Google, the company famously linked to the motto “Don’t be evil,” had been heavily criticized for its decision to do business in China and its rethink was welcomed by the industry. It also increased pressure on rivals who still operate there.
Another key push from Google is encouraging governments to open information to the public, via formats that developers can build useful public services around.
One recent victory for open data campaigners in the UK was Transport for London opening its travel data for commercial use, but the UK coalition government has indicated it may establish a broader public “right to data” that will have to be provided by local and national authorities.
Schmidt says Google’s policy is to encourage governments to open their data to the public.
The California-based company has teams helping to prepare “non Web-resident” archives and databases for the Web.
“It is no longer acceptable online for government researchers to publish documents read by 500 people in printed form,” he says.

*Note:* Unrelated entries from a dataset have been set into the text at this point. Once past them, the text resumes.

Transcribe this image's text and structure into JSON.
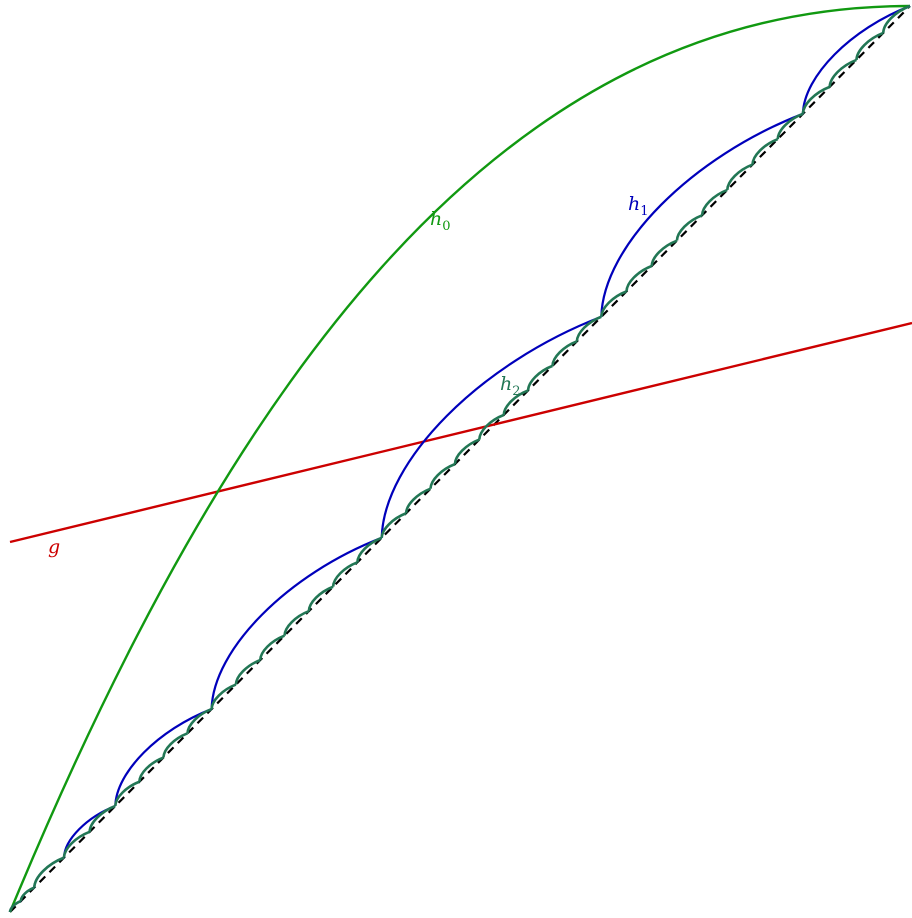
{
  "labels": {
    "g": {
      "base": "g",
      "sub": ""
    },
    "h0": {
      "base": "h",
      "sub": "0"
    },
    "h1": {
      "base": "h",
      "sub": "1"
    },
    "h2": {
      "base": "h",
      "sub": "2"
    }
  },
  "colors": {
    "g": "#cc0000",
    "h0": "#119911",
    "h1": "#0000bb",
    "h2": "#227755",
    "diagonal": "#000000"
  }
}
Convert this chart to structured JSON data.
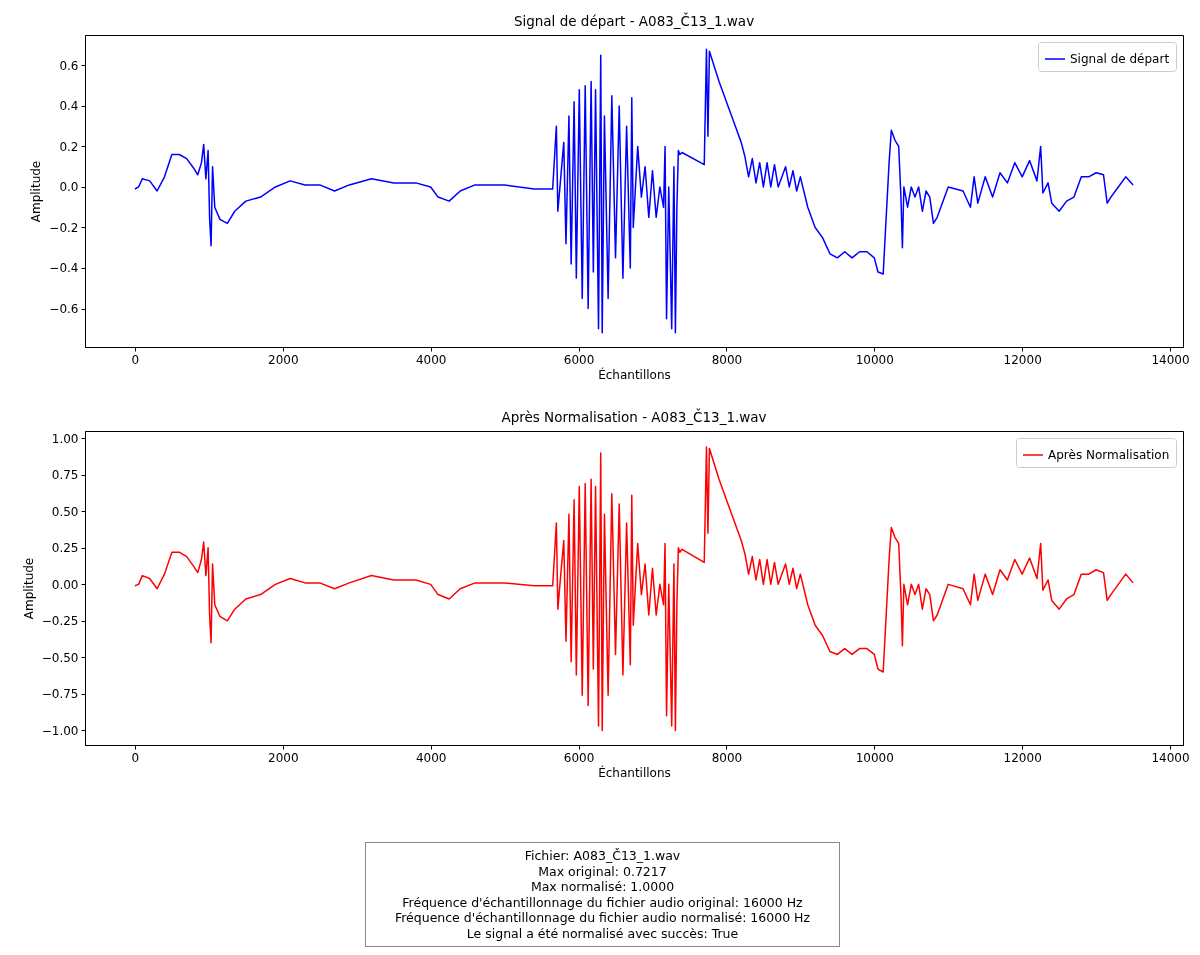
{
  "chart_data": [
    {
      "type": "line",
      "title": "Signal de départ - A083_Č13_1.wav",
      "xlabel": "Échantillons",
      "ylabel": "Amplitude",
      "legend": "top right",
      "grid": false,
      "xlim": [
        -675,
        14175
      ],
      "xticks": [
        0,
        2000,
        4000,
        6000,
        8000,
        10000,
        12000,
        14000
      ],
      "ylim": [
        -0.79,
        0.75
      ],
      "yticks": [
        {
          "value": -0.6,
          "label": "−0.6"
        },
        {
          "value": -0.4,
          "label": "−0.4"
        },
        {
          "value": -0.2,
          "label": "−0.2"
        },
        {
          "value": 0,
          "label": "0.0"
        },
        {
          "value": 0.2,
          "label": "0.2"
        },
        {
          "value": 0.4,
          "label": "0.4"
        },
        {
          "value": 0.6,
          "label": "0.6"
        }
      ],
      "x": [
        0,
        50,
        100,
        200,
        300,
        400,
        500,
        600,
        700,
        800,
        850,
        900,
        930,
        960,
        990,
        1010,
        1030,
        1050,
        1080,
        1150,
        1250,
        1350,
        1500,
        1700,
        1900,
        2100,
        2300,
        2500,
        2700,
        2900,
        3200,
        3500,
        3800,
        4000,
        4100,
        4250,
        4400,
        4600,
        5000,
        5400,
        5650,
        5700,
        5720,
        5760,
        5800,
        5830,
        5870,
        5900,
        5940,
        5970,
        6010,
        6050,
        6090,
        6130,
        6170,
        6200,
        6230,
        6270,
        6300,
        6320,
        6350,
        6400,
        6450,
        6500,
        6550,
        6600,
        6650,
        6700,
        6720,
        6740,
        6800,
        6850,
        6900,
        6950,
        7000,
        7050,
        7100,
        7150,
        7170,
        7190,
        7220,
        7260,
        7290,
        7310,
        7330,
        7350,
        7370,
        7400,
        7700,
        7730,
        7750,
        7770,
        7900,
        8000,
        8100,
        8200,
        8250,
        8300,
        8350,
        8400,
        8450,
        8500,
        8550,
        8600,
        8650,
        8700,
        8800,
        8850,
        8900,
        8950,
        9000,
        9100,
        9200,
        9300,
        9400,
        9500,
        9600,
        9700,
        9800,
        9900,
        10000,
        10050,
        10120,
        10200,
        10230,
        10280,
        10330,
        10360,
        10380,
        10400,
        10450,
        10500,
        10550,
        10600,
        10650,
        10700,
        10750,
        10800,
        10850,
        11000,
        11200,
        11300,
        11350,
        11400,
        11500,
        11600,
        11700,
        11800,
        11900,
        12000,
        12100,
        12200,
        12250,
        12280,
        12350,
        12400,
        12500,
        12600,
        12700,
        12800,
        12900,
        13000,
        13100,
        13150,
        13200,
        13300,
        13400,
        13500
      ],
      "series": [
        {
          "name": "Signal de départ",
          "color": "#0000ff",
          "values": [
            -0.01,
            0,
            0.04,
            0.03,
            -0.02,
            0.05,
            0.16,
            0.16,
            0.14,
            0.09,
            0.06,
            0.12,
            0.21,
            0.04,
            0.18,
            -0.15,
            -0.29,
            0.1,
            -0.1,
            -0.16,
            -0.18,
            -0.12,
            -0.07,
            -0.05,
            0,
            0.03,
            0.01,
            0.01,
            -0.02,
            0.01,
            0.04,
            0.02,
            0.02,
            0,
            -0.05,
            -0.07,
            -0.02,
            0.01,
            0.01,
            -0.01,
            -0.01,
            0.3,
            -0.12,
            0.05,
            0.22,
            -0.28,
            0.35,
            -0.38,
            0.42,
            -0.45,
            0.48,
            -0.55,
            0.5,
            -0.6,
            0.52,
            -0.42,
            0.48,
            -0.7,
            0.65,
            -0.72,
            0.35,
            -0.55,
            0.45,
            -0.35,
            0.4,
            -0.45,
            0.3,
            -0.4,
            0.44,
            -0.2,
            0.2,
            -0.05,
            0.1,
            -0.15,
            0.08,
            -0.15,
            0,
            -0.1,
            0.2,
            -0.65,
            0,
            -0.7,
            0.1,
            -0.72,
            -0.1,
            0.18,
            0.16,
            0.17,
            0.11,
            0.68,
            0.25,
            0.67,
            0.52,
            0.42,
            0.32,
            0.22,
            0.15,
            0.05,
            0.14,
            0.02,
            0.12,
            0,
            0.12,
            0,
            0.11,
            0,
            0.1,
            0,
            0.08,
            -0.02,
            0.05,
            -0.1,
            -0.2,
            -0.25,
            -0.33,
            -0.35,
            -0.32,
            -0.35,
            -0.32,
            -0.32,
            -0.35,
            -0.42,
            -0.43,
            0.12,
            0.28,
            0.23,
            0.2,
            -0.05,
            -0.3,
            0,
            -0.1,
            0,
            -0.05,
            0,
            -0.12,
            -0.02,
            -0.05,
            -0.18,
            -0.15,
            0,
            -0.02,
            -0.1,
            0.05,
            -0.08,
            0.05,
            -0.05,
            0.07,
            0.02,
            0.12,
            0.05,
            0.13,
            0.03,
            0.2,
            -0.03,
            0.02,
            -0.08,
            -0.12,
            -0.07,
            -0.05,
            0.05,
            0.05,
            0.07,
            0.06,
            -0.08,
            -0.05,
            0,
            0.05,
            0.01
          ]
        }
      ]
    },
    {
      "type": "line",
      "title": "Après Normalisation - A083_Č13_1.wav",
      "xlabel": "Échantillons",
      "ylabel": "Amplitude",
      "legend": "top right",
      "grid": false,
      "xlim": [
        -675,
        14175
      ],
      "xticks": [
        0,
        2000,
        4000,
        6000,
        8000,
        10000,
        12000,
        14000
      ],
      "ylim": [
        -1.1,
        1.05
      ],
      "yticks": [
        {
          "value": -1,
          "label": "−1.00"
        },
        {
          "value": -0.75,
          "label": "−0.75"
        },
        {
          "value": -0.5,
          "label": "−0.50"
        },
        {
          "value": -0.25,
          "label": "−0.25"
        },
        {
          "value": 0,
          "label": "0.00"
        },
        {
          "value": 0.25,
          "label": "0.25"
        },
        {
          "value": 0.5,
          "label": "0.50"
        },
        {
          "value": 0.75,
          "label": "0.75"
        },
        {
          "value": 1,
          "label": "1.00"
        }
      ],
      "x": [
        0,
        50,
        100,
        200,
        300,
        400,
        500,
        600,
        700,
        800,
        850,
        900,
        930,
        960,
        990,
        1010,
        1030,
        1050,
        1080,
        1150,
        1250,
        1350,
        1500,
        1700,
        1900,
        2100,
        2300,
        2500,
        2700,
        2900,
        3200,
        3500,
        3800,
        4000,
        4100,
        4250,
        4400,
        4600,
        5000,
        5400,
        5650,
        5700,
        5720,
        5760,
        5800,
        5830,
        5870,
        5900,
        5940,
        5970,
        6010,
        6050,
        6090,
        6130,
        6170,
        6200,
        6230,
        6270,
        6300,
        6320,
        6350,
        6400,
        6450,
        6500,
        6550,
        6600,
        6650,
        6700,
        6720,
        6740,
        6800,
        6850,
        6900,
        6950,
        7000,
        7050,
        7100,
        7150,
        7170,
        7190,
        7220,
        7260,
        7290,
        7310,
        7330,
        7350,
        7370,
        7400,
        7700,
        7730,
        7750,
        7770,
        7900,
        8000,
        8100,
        8200,
        8250,
        8300,
        8350,
        8400,
        8450,
        8500,
        8550,
        8600,
        8650,
        8700,
        8800,
        8850,
        8900,
        8950,
        9000,
        9100,
        9200,
        9300,
        9400,
        9500,
        9600,
        9700,
        9800,
        9900,
        10000,
        10050,
        10120,
        10200,
        10230,
        10280,
        10330,
        10360,
        10380,
        10400,
        10450,
        10500,
        10550,
        10600,
        10650,
        10700,
        10750,
        10800,
        10850,
        11000,
        11200,
        11300,
        11350,
        11400,
        11500,
        11600,
        11700,
        11800,
        11900,
        12000,
        12100,
        12200,
        12250,
        12280,
        12350,
        12400,
        12500,
        12600,
        12700,
        12800,
        12900,
        13000,
        13100,
        13150,
        13200,
        13300,
        13400,
        13500
      ],
      "series": [
        {
          "name": "Après Normalisation",
          "color": "#ff0000",
          "values": [
            -0.01,
            0,
            0.06,
            0.04,
            -0.03,
            0.07,
            0.22,
            0.22,
            0.19,
            0.12,
            0.08,
            0.17,
            0.29,
            0.06,
            0.25,
            -0.21,
            -0.4,
            0.14,
            -0.14,
            -0.22,
            -0.25,
            -0.17,
            -0.1,
            -0.07,
            0,
            0.04,
            0.01,
            0.01,
            -0.03,
            0.01,
            0.06,
            0.03,
            0.03,
            0,
            -0.07,
            -0.1,
            -0.03,
            0.01,
            0.01,
            -0.01,
            -0.01,
            0.42,
            -0.17,
            0.07,
            0.3,
            -0.39,
            0.48,
            -0.53,
            0.58,
            -0.62,
            0.67,
            -0.76,
            0.69,
            -0.83,
            0.72,
            -0.58,
            0.67,
            -0.97,
            0.9,
            -1.0,
            0.48,
            -0.76,
            0.62,
            -0.48,
            0.55,
            -0.62,
            0.42,
            -0.55,
            0.61,
            -0.28,
            0.28,
            -0.07,
            0.14,
            -0.21,
            0.11,
            -0.21,
            0,
            -0.14,
            0.28,
            -0.9,
            0,
            -0.97,
            0.14,
            -1.0,
            -0.14,
            0.25,
            0.22,
            0.24,
            0.15,
            0.94,
            0.35,
            0.93,
            0.72,
            0.58,
            0.44,
            0.3,
            0.21,
            0.07,
            0.19,
            0.03,
            0.17,
            0,
            0.17,
            0,
            0.15,
            0,
            0.14,
            0,
            0.11,
            -0.03,
            0.07,
            -0.14,
            -0.28,
            -0.35,
            -0.46,
            -0.48,
            -0.44,
            -0.48,
            -0.44,
            -0.44,
            -0.48,
            -0.58,
            -0.6,
            0.17,
            0.39,
            0.32,
            0.28,
            -0.07,
            -0.42,
            0,
            -0.14,
            0,
            -0.07,
            0,
            -0.17,
            -0.03,
            -0.07,
            -0.25,
            -0.21,
            0,
            -0.03,
            -0.14,
            0.07,
            -0.11,
            0.07,
            -0.07,
            0.1,
            0.03,
            0.17,
            0.07,
            0.18,
            0.04,
            0.28,
            -0.04,
            0.03,
            -0.11,
            -0.17,
            -0.1,
            -0.07,
            0.07,
            0.07,
            0.1,
            0.08,
            -0.11,
            -0.07,
            0,
            0.07,
            0.01
          ]
        }
      ]
    },
    {
      "type": "other",
      "annotations": [
        "Fichier: A083_Č13_1.wav",
        "Max original: 0.7217",
        "Max normalisé: 1.0000",
        "Fréquence d'échantillonnage du fichier audio original: 16000 Hz",
        "Fréquence d'échantillonnage du fichier audio normalisé: 16000 Hz",
        "Le signal a été normalisé avec succès: True"
      ]
    }
  ]
}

“It needs to be Web first. Once that happens, there are lots of interesting things you can do to correlate real-time information, if that is what is needed, or put it on a map ... government services are fundamentally about where people are, about what is going on in my town or my school,” Schmidt says.
These projects are just as relevant in developing countries, where the introduction of smarter, cheaper phones has created a powerful network. How does Google help developing countries break through the digital divide, and ensure the opportunities of the Web are open to all?
“Hardware manufacturers are being incentivized to make higher volumes of lower-priced mobiles, and prices have fallen dramatically. But a young person now in pretty much any country, if they have a mobile device, can get access to pretty much all the world’s information and get it translated into their own language,” he says.
Arriving at Google in 2001 after a career spent in Silicon Valley, Schmidt is still excited by its possibilities.
“That’s a big news thing — that’s equivalent to the arrival of television,” he says.